Before we even start to reflect on the mediums that have changed one must consider the effects of access. Taking part in a training prior to March 2020 for the most part was something we did at a conference in a big room with ten to fifty of our colleagues. Now we sit at the comfort of our desk or couch with those from around the country and world sometimes numbering in the hundreds. Getting training was expensive because it often required the costs of travel and accommodations. Now with access to literally the whole world, companies are offering more and more trainings at lower and lower prices. As a whole, this is probably a positive, offices are able to get more “bang for their buck” allowing more people to be trained on more subjects. The danger however is training overload. I am not sure about you, but I have attended more conferences and trainings in the last 18 months than I have in years combined. In a time of uncertainty, it was comforting to share with those who “Get Me” but is it sustainable? While often more expensive, the positive part of going to a training in person was you were away, you were there to focus on the training at hand without the distractions of day-to-day work. When doing a training in your office you can’t pull away as easy, you are there and ultimately available. You can’t ignore the knock on the door or the inevitable “Just one quick question” or the Teams Chat that keeps on going. As time goes on, I see a time where much more is offered virtually but attendance declines as people have more demands on their time and their ability to truly be engaged. That doesn’t mean virtual trainings will go away, they are here to stay, people will just become more thoughtful when choosing what to participate in. As trainers this will require us to always offer truly meaningful trainings with the most up to date information.
As a result of COVID 19, institutions and trainers were forced to adapt and immerse themselves in new technology. The circumstance demanded that we look at new ways to share knowledge virtually, utilizing technology that many of our students were already accustomed to using. We were essentially compelled to get with the times. That being said, the “times” are fluid and ever changing. The pandemic has also created a boom in the development of new technology. It can be a job in and of itself to keep up with the new technology available to us as educators and trainers. From Quizlet to Mentimeter and everything in between there are endless ways to engage our audience as trainers. The trick is finding that balance as using these mediums takes time and effort. No matter the medium, the one thing that has not changed in training is time constraints and while using these new technologies are super helpful, utilizing too many of these “gadgets” can ultimately take away from the amount of knowledge you are able to provide your audience. Trainers must pick and choose between engagement and time. As with anything else in life finding balance is what is essential. Embrace technology but don’t overuse it. The tools at your disposal should enhance your presentation not take away from it.

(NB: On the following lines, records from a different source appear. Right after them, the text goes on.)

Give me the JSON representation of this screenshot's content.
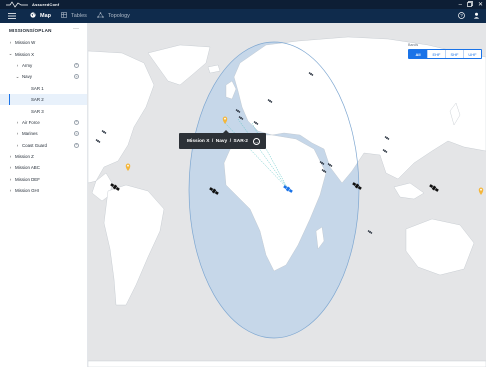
{
  "app": {
    "title": "AssuredConf"
  },
  "nav": {
    "tabs": [
      {
        "label": "Map",
        "icon": "globe-icon",
        "active": true
      },
      {
        "label": "Tables",
        "icon": "table-icon",
        "active": false
      },
      {
        "label": "Topology",
        "icon": "topology-icon",
        "active": false
      }
    ]
  },
  "sidebar": {
    "header": "MISSIONS/OPLAN",
    "more": "···",
    "items": [
      {
        "label": "Mission W",
        "level": 0,
        "chevron": "right"
      },
      {
        "label": "Mission X",
        "level": 0,
        "chevron": "down"
      },
      {
        "label": "Army",
        "level": 1,
        "chevron": "right",
        "plus": true
      },
      {
        "label": "Navy",
        "level": 1,
        "chevron": "down",
        "plus": true
      },
      {
        "label": "SAR 1",
        "level": 2
      },
      {
        "label": "SAR 2",
        "level": 2,
        "selected": true
      },
      {
        "label": "SAR 3",
        "level": 2
      },
      {
        "label": "Air Force",
        "level": 1,
        "chevron": "right",
        "plus": true
      },
      {
        "label": "Marines",
        "level": 1,
        "chevron": "right",
        "plus": true
      },
      {
        "label": "Coast Guard",
        "level": 1,
        "chevron": "right",
        "plus": true
      },
      {
        "label": "Mission Z",
        "level": 0,
        "chevron": "right"
      },
      {
        "label": "Mission ABC",
        "level": 0,
        "chevron": "right"
      },
      {
        "label": "Mission DEF",
        "level": 0,
        "chevron": "right"
      },
      {
        "label": "Mission GHI",
        "level": 0,
        "chevron": "right"
      }
    ]
  },
  "bands": {
    "label": "Bands",
    "options": [
      {
        "label": "All",
        "active": true
      },
      {
        "label": "EHF",
        "active": false
      },
      {
        "label": "SHF",
        "active": false
      },
      {
        "label": "UHF",
        "active": false
      }
    ]
  },
  "tooltip": {
    "mission": "Mission X",
    "branch": "Navy",
    "unit": "SAR-2",
    "separator": "/"
  },
  "colors": {
    "accent": "#1a73e8",
    "titlebar": "#0d1e35",
    "navbar": "#0f2b4c",
    "coverage": "#c3d6ea",
    "marker": "#f4b63a",
    "satellite": "#111111"
  }
}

Lastly, one cannot discuss training in times of change without discussing the needs of your audience. Remember your audience in every decision you make as ultimately your presentation is only as good as your audience thinks it is. Try to find out as much about your audience as you can in advance. Ask them about technology. Do they feel comfortable using new technology? Do they prefer a more classic presentation? If you are planning to use a certain technology let them know as they may want to look at it before the presentation, maybe even use technology to ask these questions as it will allow them more time to get used to it. Knowing if your audience has experience with a technology will allow you to also plan your time as you will know if you need to spend more time explaining and getting the participants on the program itself. Also remember your audience may have things like zoom fatigue. Leave ample time for breaks. Always have a back up plan, you may not have to worry about the overhead projector or laptop connection but there are other complications that may arise that you have not thought of. If you get frazzled your audience will too.
As you all know by now teaching and training has changed immensely in a very short time, the success of the trainings we offer must change as well however if we are going to be successful, we will need to find a balance with what has worked for years in combination with all we currently have at our disposal. As long as we are open to new technology and always keep informing our trainees in the most efficient and successful way at the forefront, we will be successful!